Bolsonaro Detido: Surto, Tornozeleira e Detenção na PF

O ex-presidente Jair Bolsonaro está detido na Superintendência da Polícia Federal em Brasília, após ter a sua prisão homologada por uma juíza auxiliar do ministro Alexandre de Moraes. A decisão determina que ele receba atendimento médico permanente e proíbe o uso de algemas ou exposição pública. Visitas serão autorizadas pelo STF, exceto as de seus advogados e médicos.

Bolsonaro admitiu ter tentado violar a tornozeleira eletrônica com um ferro de solda durante a madrugada de sábado. A perícia confirmou marcas de calor no equipamento. Segundo a decisão judicial, a tentativa de adulteração e o risco de fuga foram cruciais para decretar a prisão preventiva. Após a detenção, o dispositivo foi removido.

Em audiência de custódia, o ex-presidente alegou ter tido um “surto” e uma “alucinação” de que havia uma escuta dentro da tornozeleira, negando intenção de fuga. Afirmou que agiu sozinho e que ninguém testemunhou o incidente. Justificou a posse do ferro de solda como uma ferramenta que já tinha.

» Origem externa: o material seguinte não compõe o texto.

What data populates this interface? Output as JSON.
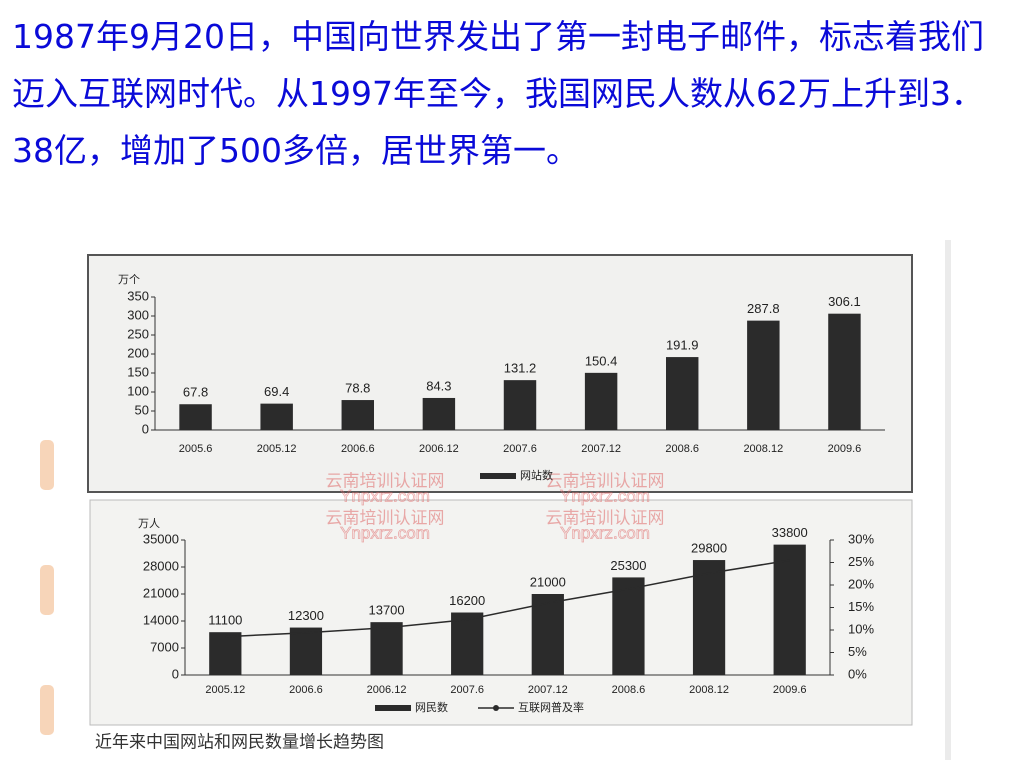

Bolsonaro relatou que, quatro dias antes da prisão, começou a tomar sertralina, um antidepressivo, que teria interagido de forma adversa com a pregabalina, um anticonvulsivo. Ele também mencionou dificuldades para dormir.

Bolsonaro e aliados foram condenados em setembro por crimes ligados à tentativa de golpe de Estado, relacionados aos eventos de 8 de Janeiro. A defesa do ex-presidente já anunciou que recorrerá da condenação, e, na sexta-feira anterior à prisão, solicitou que ele cumprisse eventual pena em regime domiciliar, alegando um quadro de saúde “profundamente debilitado”.

A defesa divulgou uma nota expressando “profunda perplexidade” com a prisão preventiva, argumentando que ela “pode colocar sua vida em risco”. O partido do ex-presidente classificou a prisão como “desnecessária”, citando também seu estado de saúde. A detenção gerou forte reação entre apoiadores, com aliados denunciando perseguição e defendendo a inocência de Bolsonaro. No governo, ministros comentaram a prisão nas redes sociais.